Sunday 7 September 2014

sunday drive: bad vilbel or designer bath

 Since indulging in Roman history, I have become quite keen on exploring what legacies there are to be discovered in these far reaches of the empire and I had the chance to explore Bad Vilbel, built over the foundations of a Roman settlement. The hidden past of this spa town, source of the Hassia label of water and home to its bottling-works, was only revealed in the mid-1800s during excavations to expand the regional railway network when a villa and spectacularly the floor of a Roman bathhouse was uncovered.
 Though the major extant portions of the detailed mosaic tile-work is conserved in museums around the world, artists and archeologists have reconstructed the floor exactly as it was found in situ, under a shallow pool contained within a pavilion and accompanied with artefacts and original tiles as part of the puzzle.
The design is similar to what H and I saw preserved in the Baths of Caracalla on the outskirts of Rome and features some equally fantastic creatures from Neptune's domain, including a Quinotaur, a bull bearing a trident and hence the five horns. The place was pretty interesting besides, too. Bad Vilbel is a town of wells and fountains and also features exhibitions on that subject and a rocky conic that illustrates to scale the geological strata above ground-water.
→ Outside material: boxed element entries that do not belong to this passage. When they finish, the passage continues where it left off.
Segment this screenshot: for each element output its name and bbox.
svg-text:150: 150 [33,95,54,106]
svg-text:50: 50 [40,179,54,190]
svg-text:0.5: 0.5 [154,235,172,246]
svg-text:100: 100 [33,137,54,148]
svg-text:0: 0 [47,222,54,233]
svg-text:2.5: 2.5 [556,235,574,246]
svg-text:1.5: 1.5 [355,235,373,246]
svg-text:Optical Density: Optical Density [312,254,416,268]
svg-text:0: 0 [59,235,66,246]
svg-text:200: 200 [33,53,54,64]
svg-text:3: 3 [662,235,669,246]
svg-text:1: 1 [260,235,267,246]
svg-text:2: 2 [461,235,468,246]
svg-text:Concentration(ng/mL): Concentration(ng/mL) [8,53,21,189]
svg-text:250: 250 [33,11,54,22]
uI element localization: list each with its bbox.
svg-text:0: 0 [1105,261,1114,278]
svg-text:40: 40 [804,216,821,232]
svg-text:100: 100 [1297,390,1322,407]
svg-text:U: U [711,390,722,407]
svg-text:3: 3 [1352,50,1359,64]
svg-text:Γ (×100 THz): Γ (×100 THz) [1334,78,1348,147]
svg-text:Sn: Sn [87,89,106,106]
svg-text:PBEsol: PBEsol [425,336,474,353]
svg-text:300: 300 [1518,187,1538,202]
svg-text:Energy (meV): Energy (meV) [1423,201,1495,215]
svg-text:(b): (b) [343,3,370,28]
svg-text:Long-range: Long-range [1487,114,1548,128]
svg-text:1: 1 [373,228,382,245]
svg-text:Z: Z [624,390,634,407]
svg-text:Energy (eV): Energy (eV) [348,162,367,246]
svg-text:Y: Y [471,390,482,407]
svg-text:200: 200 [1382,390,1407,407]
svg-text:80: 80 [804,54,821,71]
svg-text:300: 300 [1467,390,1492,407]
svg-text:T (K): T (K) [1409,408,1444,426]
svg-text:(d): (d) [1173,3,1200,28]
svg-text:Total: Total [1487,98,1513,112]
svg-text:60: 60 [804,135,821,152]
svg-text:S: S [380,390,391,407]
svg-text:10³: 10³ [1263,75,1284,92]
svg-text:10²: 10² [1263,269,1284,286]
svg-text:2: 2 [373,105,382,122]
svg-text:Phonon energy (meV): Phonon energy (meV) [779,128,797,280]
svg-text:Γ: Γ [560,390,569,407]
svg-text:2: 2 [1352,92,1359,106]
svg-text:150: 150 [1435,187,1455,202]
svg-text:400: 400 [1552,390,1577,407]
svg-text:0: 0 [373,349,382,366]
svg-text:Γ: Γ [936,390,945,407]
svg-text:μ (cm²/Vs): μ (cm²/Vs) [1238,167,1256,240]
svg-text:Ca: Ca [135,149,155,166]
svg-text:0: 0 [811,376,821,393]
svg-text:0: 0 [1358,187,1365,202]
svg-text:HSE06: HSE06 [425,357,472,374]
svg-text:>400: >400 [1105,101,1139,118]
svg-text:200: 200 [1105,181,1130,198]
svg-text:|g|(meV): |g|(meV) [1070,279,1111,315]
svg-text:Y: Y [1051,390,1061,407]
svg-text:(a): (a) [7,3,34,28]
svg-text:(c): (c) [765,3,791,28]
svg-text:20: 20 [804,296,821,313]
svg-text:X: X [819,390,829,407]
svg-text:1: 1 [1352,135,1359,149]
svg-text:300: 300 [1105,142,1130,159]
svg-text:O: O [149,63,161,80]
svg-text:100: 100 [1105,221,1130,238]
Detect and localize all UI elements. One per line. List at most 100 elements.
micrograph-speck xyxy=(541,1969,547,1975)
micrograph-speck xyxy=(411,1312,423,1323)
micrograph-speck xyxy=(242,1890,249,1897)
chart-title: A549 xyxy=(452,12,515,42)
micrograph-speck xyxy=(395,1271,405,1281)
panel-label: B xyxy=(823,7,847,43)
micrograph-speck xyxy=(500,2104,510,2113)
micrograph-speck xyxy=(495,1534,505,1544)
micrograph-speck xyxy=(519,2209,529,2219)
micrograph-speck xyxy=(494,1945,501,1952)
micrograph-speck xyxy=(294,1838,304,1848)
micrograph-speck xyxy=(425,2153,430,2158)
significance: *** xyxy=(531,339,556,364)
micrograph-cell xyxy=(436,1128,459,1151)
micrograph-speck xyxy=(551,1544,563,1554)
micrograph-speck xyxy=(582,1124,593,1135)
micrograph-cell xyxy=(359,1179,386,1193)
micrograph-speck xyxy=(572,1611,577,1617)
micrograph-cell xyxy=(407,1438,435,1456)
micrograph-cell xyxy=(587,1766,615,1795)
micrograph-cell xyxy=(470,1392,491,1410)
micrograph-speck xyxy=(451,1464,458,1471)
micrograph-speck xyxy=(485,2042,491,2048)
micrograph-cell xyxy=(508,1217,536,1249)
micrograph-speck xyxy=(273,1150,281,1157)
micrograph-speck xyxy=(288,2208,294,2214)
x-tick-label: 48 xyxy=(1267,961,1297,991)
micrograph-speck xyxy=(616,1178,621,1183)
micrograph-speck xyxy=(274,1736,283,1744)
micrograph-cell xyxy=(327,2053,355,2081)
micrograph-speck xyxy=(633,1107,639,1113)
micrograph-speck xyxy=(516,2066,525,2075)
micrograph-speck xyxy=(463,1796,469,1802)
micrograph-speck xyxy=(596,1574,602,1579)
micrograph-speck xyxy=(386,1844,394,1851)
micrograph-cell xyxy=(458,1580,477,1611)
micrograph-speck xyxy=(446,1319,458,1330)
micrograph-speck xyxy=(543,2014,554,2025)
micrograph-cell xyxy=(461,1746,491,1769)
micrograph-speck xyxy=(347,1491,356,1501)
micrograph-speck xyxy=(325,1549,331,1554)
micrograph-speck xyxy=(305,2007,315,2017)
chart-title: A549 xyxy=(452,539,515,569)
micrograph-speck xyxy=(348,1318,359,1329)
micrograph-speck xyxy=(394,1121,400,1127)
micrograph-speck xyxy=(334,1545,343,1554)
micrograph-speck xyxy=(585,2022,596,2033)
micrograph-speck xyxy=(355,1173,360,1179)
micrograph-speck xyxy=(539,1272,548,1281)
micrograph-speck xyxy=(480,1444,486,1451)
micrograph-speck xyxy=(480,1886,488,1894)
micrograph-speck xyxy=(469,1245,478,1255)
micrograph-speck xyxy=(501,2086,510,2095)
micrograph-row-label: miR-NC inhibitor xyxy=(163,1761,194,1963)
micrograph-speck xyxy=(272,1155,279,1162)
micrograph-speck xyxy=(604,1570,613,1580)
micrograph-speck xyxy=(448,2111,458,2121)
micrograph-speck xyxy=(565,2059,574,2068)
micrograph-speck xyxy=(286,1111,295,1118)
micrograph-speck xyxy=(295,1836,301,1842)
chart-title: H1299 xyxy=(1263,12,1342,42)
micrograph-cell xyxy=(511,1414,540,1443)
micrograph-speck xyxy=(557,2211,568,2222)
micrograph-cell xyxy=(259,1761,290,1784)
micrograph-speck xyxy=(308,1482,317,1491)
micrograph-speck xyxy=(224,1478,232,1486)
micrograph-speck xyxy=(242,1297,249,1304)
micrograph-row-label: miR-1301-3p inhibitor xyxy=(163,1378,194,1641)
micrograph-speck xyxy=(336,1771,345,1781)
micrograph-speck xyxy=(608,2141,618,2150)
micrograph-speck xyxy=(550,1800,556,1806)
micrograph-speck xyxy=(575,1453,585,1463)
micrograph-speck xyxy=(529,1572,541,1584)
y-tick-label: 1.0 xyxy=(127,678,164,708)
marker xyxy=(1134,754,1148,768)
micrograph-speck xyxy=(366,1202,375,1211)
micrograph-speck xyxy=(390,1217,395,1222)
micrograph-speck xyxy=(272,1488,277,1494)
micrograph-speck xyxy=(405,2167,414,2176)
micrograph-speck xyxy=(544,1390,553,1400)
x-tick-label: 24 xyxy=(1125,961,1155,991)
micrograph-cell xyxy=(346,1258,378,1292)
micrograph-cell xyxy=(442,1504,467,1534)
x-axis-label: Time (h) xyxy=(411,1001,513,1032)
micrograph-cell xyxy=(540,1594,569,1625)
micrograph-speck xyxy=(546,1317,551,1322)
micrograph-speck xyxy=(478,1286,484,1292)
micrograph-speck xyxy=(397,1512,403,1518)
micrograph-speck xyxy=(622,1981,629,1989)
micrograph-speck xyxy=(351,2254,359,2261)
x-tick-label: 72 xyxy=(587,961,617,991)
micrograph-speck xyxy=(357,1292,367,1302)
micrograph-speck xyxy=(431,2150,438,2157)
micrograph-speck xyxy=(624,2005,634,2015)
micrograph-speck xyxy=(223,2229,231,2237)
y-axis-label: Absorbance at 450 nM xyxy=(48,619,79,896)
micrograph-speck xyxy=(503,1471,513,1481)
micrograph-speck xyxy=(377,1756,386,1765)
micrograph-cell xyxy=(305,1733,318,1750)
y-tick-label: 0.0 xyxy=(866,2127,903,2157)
There was also a very fine ruined Wasserburg on a bayou of the River Nidda (the tributary of the Main named after the nearby Roman town of Nida, in today's suburb of Frankfurt-Heddernheim—heathens' home, remembering vaguely those old occupiers, like the Heathen Wall in Wiesbaden that is a remnant of a complex Roman aqueduct system) that serves as an open-air venue for concerts and theatrical productions.